Although much of the funding is finite, the LA takes the view that further improvement can be sustained upon the foundation of its new, highly productive relationship with its headteachers. The LA has demonstrated its commitment to schools, trusting that the schools will reciprocate commitment now that funding is to a large extent devolved. This will be dependent on enough being achieved while funding lasts, to convince schools of the value and necessity of the collaborative work. It is important that strong links and robust structures are forged and maintained to scaffold this work, for example through use of technology when there is no longer funding to cover teachers’ classroom absence. Significantly the Leadership Academy, which is central to these developments, is not dependent on core funding but self-financing and, if the current momentum is sustained, will provide a strong catalyst for driving and shaping continued development.
This is an exciting time for the authority, moving into multi-disciplinary working through Children’s Services. Approaches to professional development, collaborative working and learning, use of evidence and enquiry and the sharing of leadership can be applied in the wider services, for children’s centres, social services, family learning and so on. There is much that can be learned about balancing structure and accountability with shared responsibility and local, institutional and individual ownership.
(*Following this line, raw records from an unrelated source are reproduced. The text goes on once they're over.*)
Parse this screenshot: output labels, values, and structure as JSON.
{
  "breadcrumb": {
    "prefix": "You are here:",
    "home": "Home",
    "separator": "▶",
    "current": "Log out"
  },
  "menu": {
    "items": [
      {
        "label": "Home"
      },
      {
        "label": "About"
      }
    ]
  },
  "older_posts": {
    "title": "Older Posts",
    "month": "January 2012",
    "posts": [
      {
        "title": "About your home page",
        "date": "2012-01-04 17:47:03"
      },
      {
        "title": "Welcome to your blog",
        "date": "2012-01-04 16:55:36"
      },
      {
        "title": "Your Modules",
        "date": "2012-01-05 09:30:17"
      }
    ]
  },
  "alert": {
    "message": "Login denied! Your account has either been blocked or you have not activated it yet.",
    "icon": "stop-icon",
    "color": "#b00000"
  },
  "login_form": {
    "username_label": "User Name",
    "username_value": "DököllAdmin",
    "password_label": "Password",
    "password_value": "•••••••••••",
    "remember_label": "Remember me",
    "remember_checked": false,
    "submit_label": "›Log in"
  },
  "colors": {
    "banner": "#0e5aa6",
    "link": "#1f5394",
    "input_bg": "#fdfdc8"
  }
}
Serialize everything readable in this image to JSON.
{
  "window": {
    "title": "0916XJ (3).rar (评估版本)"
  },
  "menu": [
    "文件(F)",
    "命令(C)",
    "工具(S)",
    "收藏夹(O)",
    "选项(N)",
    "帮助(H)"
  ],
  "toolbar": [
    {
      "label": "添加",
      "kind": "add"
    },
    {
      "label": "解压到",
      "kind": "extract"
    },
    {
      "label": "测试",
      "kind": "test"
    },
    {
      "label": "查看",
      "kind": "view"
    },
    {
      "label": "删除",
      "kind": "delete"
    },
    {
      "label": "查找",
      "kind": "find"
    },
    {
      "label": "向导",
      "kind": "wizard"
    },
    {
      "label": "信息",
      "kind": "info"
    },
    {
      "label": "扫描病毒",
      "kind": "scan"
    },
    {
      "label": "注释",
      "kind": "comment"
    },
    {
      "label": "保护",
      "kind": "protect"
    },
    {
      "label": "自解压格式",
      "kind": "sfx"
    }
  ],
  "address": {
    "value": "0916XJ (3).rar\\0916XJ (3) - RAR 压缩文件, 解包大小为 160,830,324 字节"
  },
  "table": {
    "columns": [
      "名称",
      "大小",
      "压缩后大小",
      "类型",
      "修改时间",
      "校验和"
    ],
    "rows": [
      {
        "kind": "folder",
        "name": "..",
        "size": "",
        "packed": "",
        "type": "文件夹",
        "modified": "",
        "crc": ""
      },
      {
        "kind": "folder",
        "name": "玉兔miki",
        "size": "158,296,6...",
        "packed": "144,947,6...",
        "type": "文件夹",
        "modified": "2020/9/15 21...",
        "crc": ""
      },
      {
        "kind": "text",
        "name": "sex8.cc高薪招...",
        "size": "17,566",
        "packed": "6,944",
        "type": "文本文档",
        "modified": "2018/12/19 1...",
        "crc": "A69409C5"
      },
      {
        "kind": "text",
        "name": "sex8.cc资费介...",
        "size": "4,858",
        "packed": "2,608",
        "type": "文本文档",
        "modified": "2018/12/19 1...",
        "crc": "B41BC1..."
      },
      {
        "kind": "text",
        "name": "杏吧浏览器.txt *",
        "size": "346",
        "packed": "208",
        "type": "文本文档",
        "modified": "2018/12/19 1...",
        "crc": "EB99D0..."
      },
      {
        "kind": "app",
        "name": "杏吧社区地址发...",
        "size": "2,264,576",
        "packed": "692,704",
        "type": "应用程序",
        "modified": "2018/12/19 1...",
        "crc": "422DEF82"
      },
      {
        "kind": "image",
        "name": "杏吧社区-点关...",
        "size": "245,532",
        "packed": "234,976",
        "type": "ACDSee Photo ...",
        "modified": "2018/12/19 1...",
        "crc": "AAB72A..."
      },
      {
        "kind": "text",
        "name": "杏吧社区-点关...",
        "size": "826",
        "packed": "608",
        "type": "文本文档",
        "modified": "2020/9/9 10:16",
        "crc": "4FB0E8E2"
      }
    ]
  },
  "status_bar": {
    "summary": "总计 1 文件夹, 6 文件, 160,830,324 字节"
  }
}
The principles and values underpinning these four initiatives guide a complex set of improvement strategies that enable leaders to take responsibility for taking action in unique local contexts.
This is not a short-term task, nor is it finite. There is gathering evidence to show that collaborative approaches to leadership and development are leading to real and sustainable improvement in pupils’ learning and professional learning. Organisational learning and improvement have already followed, or are likely to follow. There is a strong infrastructure and increasing sense of community across the county that offers potential for sharing this learning more widely, which requires continual commitment if it is to be sustained.
Buckinghamshire LA has recognised that listening and evaluating are crucial as a basis for moving forward. By commissioning this study, putting its innovative school improvement work under scrutiny, the authority has demonstrated its own commitment to evaluation of evidence to inform learning at strategic level.